I recently spoke to a training manager who had just done a successful presentation about return on investment for a new training system he had implemented. He used a data driven forecast of how many people would be using his training system next year based on uptake this year. He had proven his point and everybody loved the visualisations. However, when he looked at the numbers again over a longer timeframe, he was quite surprised to see he would have double the population of Australia using his corporate training system within 5 years which seemed unlikely.

How to talk back to the data

Darrell Huff in his 1954 book ‘How to lie with statistics’ outlines five questions you should ask about data which are still relevant today. It is easy to do this in retrospect and a gross simplification of a complex subject, but these are great questions to ask when presented with any data.

Going back to the Vietnam example of a data driven decision I am going to apply the five questions to it:

All quantitative metrics indicate we are winning the war and therefore we should continue until we are victorious.  

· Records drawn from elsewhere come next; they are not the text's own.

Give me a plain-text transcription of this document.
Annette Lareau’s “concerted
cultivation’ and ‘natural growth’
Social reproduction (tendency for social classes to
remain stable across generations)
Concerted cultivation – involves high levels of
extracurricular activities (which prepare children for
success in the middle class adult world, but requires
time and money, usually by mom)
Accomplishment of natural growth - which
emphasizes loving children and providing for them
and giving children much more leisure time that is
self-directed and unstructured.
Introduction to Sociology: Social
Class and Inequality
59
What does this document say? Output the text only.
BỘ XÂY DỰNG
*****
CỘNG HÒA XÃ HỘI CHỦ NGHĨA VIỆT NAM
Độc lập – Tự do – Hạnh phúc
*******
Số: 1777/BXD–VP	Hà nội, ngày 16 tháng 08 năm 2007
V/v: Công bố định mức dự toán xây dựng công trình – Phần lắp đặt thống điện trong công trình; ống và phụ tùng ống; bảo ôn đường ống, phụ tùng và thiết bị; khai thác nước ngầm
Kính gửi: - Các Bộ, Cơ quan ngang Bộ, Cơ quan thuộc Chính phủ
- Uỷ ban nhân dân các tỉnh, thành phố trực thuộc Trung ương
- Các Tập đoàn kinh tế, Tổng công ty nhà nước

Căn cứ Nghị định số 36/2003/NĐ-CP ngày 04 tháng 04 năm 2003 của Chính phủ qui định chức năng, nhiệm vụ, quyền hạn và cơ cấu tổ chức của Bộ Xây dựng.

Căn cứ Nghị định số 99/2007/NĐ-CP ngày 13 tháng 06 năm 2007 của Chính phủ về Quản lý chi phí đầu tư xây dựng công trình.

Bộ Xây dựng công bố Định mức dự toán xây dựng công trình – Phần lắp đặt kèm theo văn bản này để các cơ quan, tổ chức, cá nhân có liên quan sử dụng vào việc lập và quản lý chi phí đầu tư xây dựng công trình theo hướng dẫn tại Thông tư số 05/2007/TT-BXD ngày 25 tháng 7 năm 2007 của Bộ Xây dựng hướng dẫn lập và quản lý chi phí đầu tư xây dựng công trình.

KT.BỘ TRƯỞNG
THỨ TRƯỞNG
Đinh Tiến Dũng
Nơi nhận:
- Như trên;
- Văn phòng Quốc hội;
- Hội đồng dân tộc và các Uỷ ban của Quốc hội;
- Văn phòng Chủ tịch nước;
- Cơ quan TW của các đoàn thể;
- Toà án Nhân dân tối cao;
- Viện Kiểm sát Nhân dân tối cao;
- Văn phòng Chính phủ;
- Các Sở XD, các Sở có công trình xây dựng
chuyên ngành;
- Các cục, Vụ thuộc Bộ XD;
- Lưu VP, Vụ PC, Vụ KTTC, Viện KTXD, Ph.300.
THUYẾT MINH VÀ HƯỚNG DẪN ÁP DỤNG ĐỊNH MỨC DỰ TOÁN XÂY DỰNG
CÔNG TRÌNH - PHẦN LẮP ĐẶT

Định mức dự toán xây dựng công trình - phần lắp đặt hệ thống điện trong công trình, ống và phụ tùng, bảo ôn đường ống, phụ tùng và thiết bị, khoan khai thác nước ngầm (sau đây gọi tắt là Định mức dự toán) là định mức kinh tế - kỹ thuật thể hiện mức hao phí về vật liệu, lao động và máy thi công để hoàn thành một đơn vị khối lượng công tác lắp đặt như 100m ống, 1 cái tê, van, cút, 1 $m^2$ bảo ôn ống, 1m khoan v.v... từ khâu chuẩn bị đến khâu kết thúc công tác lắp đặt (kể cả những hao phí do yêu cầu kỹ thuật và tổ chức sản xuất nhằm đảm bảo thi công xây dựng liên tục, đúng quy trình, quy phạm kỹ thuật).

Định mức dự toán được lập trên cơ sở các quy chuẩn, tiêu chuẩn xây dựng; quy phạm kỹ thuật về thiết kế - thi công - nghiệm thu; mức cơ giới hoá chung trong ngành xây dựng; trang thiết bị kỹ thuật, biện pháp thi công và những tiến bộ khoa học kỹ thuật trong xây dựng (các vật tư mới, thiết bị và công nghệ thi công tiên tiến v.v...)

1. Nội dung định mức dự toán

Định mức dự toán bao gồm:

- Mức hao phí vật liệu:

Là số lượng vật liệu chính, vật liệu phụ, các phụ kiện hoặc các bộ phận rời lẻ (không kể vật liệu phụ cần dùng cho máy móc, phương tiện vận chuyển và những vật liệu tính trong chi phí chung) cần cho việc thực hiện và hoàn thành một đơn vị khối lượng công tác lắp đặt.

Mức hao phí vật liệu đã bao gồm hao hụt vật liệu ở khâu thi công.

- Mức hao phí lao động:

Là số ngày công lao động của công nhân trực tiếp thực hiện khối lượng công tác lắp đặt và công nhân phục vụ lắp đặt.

  1. Who says so? The US secretary of defense. Ok there is a chance of bias
  • How do they know? They are using quantitative data, metrics like body count, boots on the ground and comparing them to the enemy

  • What’s missing? The US had never fought a conflict like this, qualitative data from his generals
  • Did somebody change the subject? A fact has been stated and a conclusion made but is the conclusion related to the fact? Do those metrics indicate that we are winning the war?
  • Does it make sense? We have been winning this war for nineteen years, how come we haven’t won it yet

H G Wells said that ‘One day statistical thinking will be as necessary for efficient citizenship as the ability to read and write’, almost one hundred years later I think that day has come, nice one Bertie!

At twelve years old I got two percent in my maths exam, which you get for putting both your first and last name on the paper. With a huge amount of work, I went on to do a degree in accountancy and statistics, but number analysis still doesn’t come to me easily. This article is the first of a series that will explore ways to look at data in a practical fun way that I hope will help you (and me) use data better.